Telencephalic stab wound injury induces regenerative angiogenesis and neurogenesis in zebrafish: unveiling the role of vascular endothelial growth factor signaling and microglia.

JOURNAL/nrgr/04.03/01300535-202510000-00025/figure1/v/2024-11-26T163120Z/r/image-tiff After brain damage, regenerative angiogenesis and neurogenesis have been shown to occur simultaneously in mammals, suggesting a close link between these processes. However, the mechanisms by which these processes interact are not well understood. In this work, we aimed to study the correlation between angiogenesis and neurogenesis after a telencephalic stab wound injury. To this end, we used zebrafish as a relevant model of neuroplasticity and brain repair mechanisms. First, using the Tg( fli1:EGFP × mpeg1.1:mCherry ) zebrafish line, which enables visualization of blood vessels and microglia respectively, we analyzed regenerative angiogenesis from 1 to 21 days post-lesion. In parallel, we monitored brain cell proliferation in neurogenic niches localized in the ventricular zone by using immunohistochemistry. We found that after brain damage, the blood vessel area and width as well as expression of the fli1 transgene and vascular endothelial growth factor ( vegfaa and vegfbb ) were increased. At the same time, neural stem cell proliferation was also increased, peaking between 3 and 5 days post-lesion in a manner similar to angiogenesis, along with the recruitment of microglia. Then, through pharmacological manipulation by injecting an anti-angiogenic drug (Tivozanib) or Vegf at the lesion site, we demonstrated that blocking or activating Vegf signaling modulated both angiogenic and neurogenic processes, as well as microglial recruitment.

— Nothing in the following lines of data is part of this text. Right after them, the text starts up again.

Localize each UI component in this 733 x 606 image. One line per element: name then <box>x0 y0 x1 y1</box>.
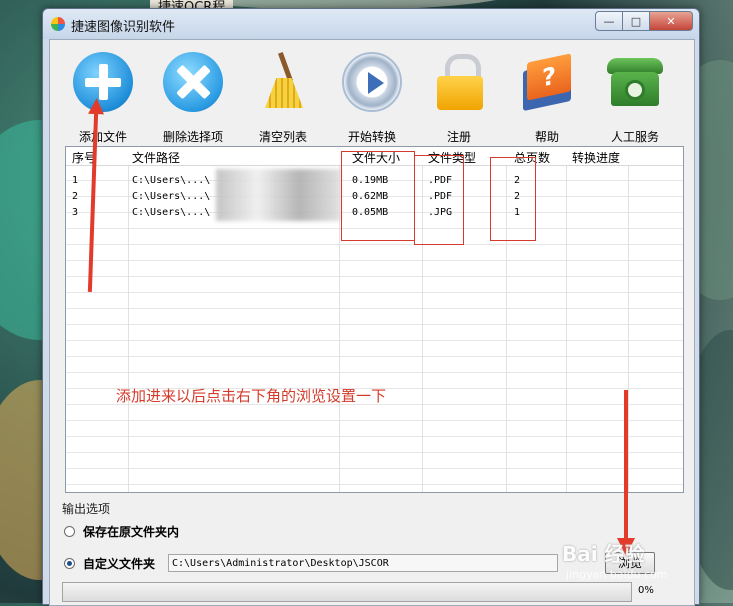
clear-list-button[interactable]: 清空列表 <box>238 48 328 144</box>
start-convert-button[interactable]: 开始转换 <box>327 48 417 144</box>
close-button[interactable]: ✕ <box>649 11 693 31</box>
add-file-label: 添加文件 <box>78 130 127 144</box>
help-label: 帮助 <box>534 130 559 144</box>
minimize-button[interactable]: — <box>595 11 623 31</box>
highlight-type <box>414 155 464 245</box>
highlight-pages <box>490 157 536 241</box>
row-path: C:\Users\...\ <box>132 191 211 202</box>
clear-list-label: 清空列表 <box>258 130 307 144</box>
row-index: 1 <box>72 175 79 186</box>
output-path-field[interactable]: C:\Users\Administrator\Desktop\JSCOR <box>168 554 558 572</box>
delete-icon <box>163 52 223 112</box>
broom-icon <box>253 52 313 112</box>
start-convert-label: 开始转换 <box>347 130 396 144</box>
row-index: 3 <box>72 207 79 218</box>
highlight-size <box>341 151 415 241</box>
header-progress[interactable]: 转换进度 <box>572 149 620 166</box>
phone-icon <box>605 52 665 112</box>
window-title: 捷速图像识别软件 <box>71 20 176 35</box>
redacted-path <box>216 169 341 221</box>
help-button[interactable]: ? 帮助 <box>502 48 592 144</box>
annotation-text: 添加进来以后点击右下角的浏览设置一下 <box>116 387 387 405</box>
header-path[interactable]: 文件路径 <box>132 149 180 166</box>
lock-icon <box>429 52 489 112</box>
radio-original-icon[interactable] <box>64 525 75 537</box>
radio-original-folder[interactable]: 保存在原文件夹内 <box>64 522 179 540</box>
conversion-progress-bar <box>62 582 632 602</box>
app-logo-icon <box>51 17 65 31</box>
delete-selected-label: 删除选择项 <box>162 130 223 144</box>
output-options-title: 输出选项 <box>62 502 111 516</box>
radio-original-label: 保存在原文件夹内 <box>83 524 180 539</box>
title-bar[interactable]: 捷速图像识别软件 — □ ✕ <box>43 9 699 39</box>
main-window: 捷速图像识别软件 — □ ✕ 添加文件 删除选择项 清空列表 开始转换 注册 ?… <box>42 8 700 606</box>
watermark-url: jingyan.baidu.com <box>566 568 668 581</box>
radio-custom-icon[interactable] <box>64 557 75 569</box>
radio-custom-label: 自定义文件夹 <box>83 556 156 571</box>
watermark-logo: Bai 经验 <box>562 542 645 566</box>
annotation-arrow-down <box>617 390 635 556</box>
row-path: C:\Users\...\ <box>132 207 211 218</box>
play-icon <box>342 52 402 112</box>
help-book-icon: ? <box>517 52 577 112</box>
add-file-button[interactable]: 添加文件 <box>58 48 148 144</box>
progress-percent: 0% <box>638 585 654 596</box>
radio-custom-folder[interactable]: 自定义文件夹 <box>64 554 155 572</box>
row-path: C:\Users\...\ <box>132 175 211 186</box>
manual-service-button[interactable]: 人工服务 <box>590 48 680 144</box>
file-list[interactable]: 序号 文件路径 文件大小 文件类型 总页数 转换进度 1 C:\Users\..… <box>65 146 684 493</box>
maximize-button[interactable]: □ <box>622 11 650 31</box>
register-button[interactable]: 注册 <box>414 48 504 144</box>
client-area: 添加文件 删除选择项 清空列表 开始转换 注册 ? 帮助 人工服务 序号 文件路… <box>49 39 695 606</box>
delete-selected-button[interactable]: 删除选择项 <box>148 48 238 144</box>
row-index: 2 <box>72 191 79 202</box>
toolbar: 添加文件 删除选择项 清空列表 开始转换 注册 ? 帮助 人工服务 <box>50 40 694 144</box>
register-label: 注册 <box>446 130 471 144</box>
manual-service-label: 人工服务 <box>610 130 659 144</box>
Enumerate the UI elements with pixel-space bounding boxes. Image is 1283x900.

Finally, we showed that inhibition of microglia by clodronate-containing liposome injection or dexamethasone treatment impairs regenerative neurogenesis, as previously described, as well as injury-induced angiogenesis. In conclusion, we have described regenerative angiogenesis in zebrafish for the first time and have highlighted the role of inflammation in this process. In addition, we have shown that both angiogenesis and neurogenesis are involved in brain repair and that microglia and inflammation-dependent mechanisms activated by Vegf signaling are important contributors to these processes. This study paves the way for a better understanding of the effect of Vegf on microglia and for studies aimed at promoting angiogenesis to improve brain plasticity after brain injury.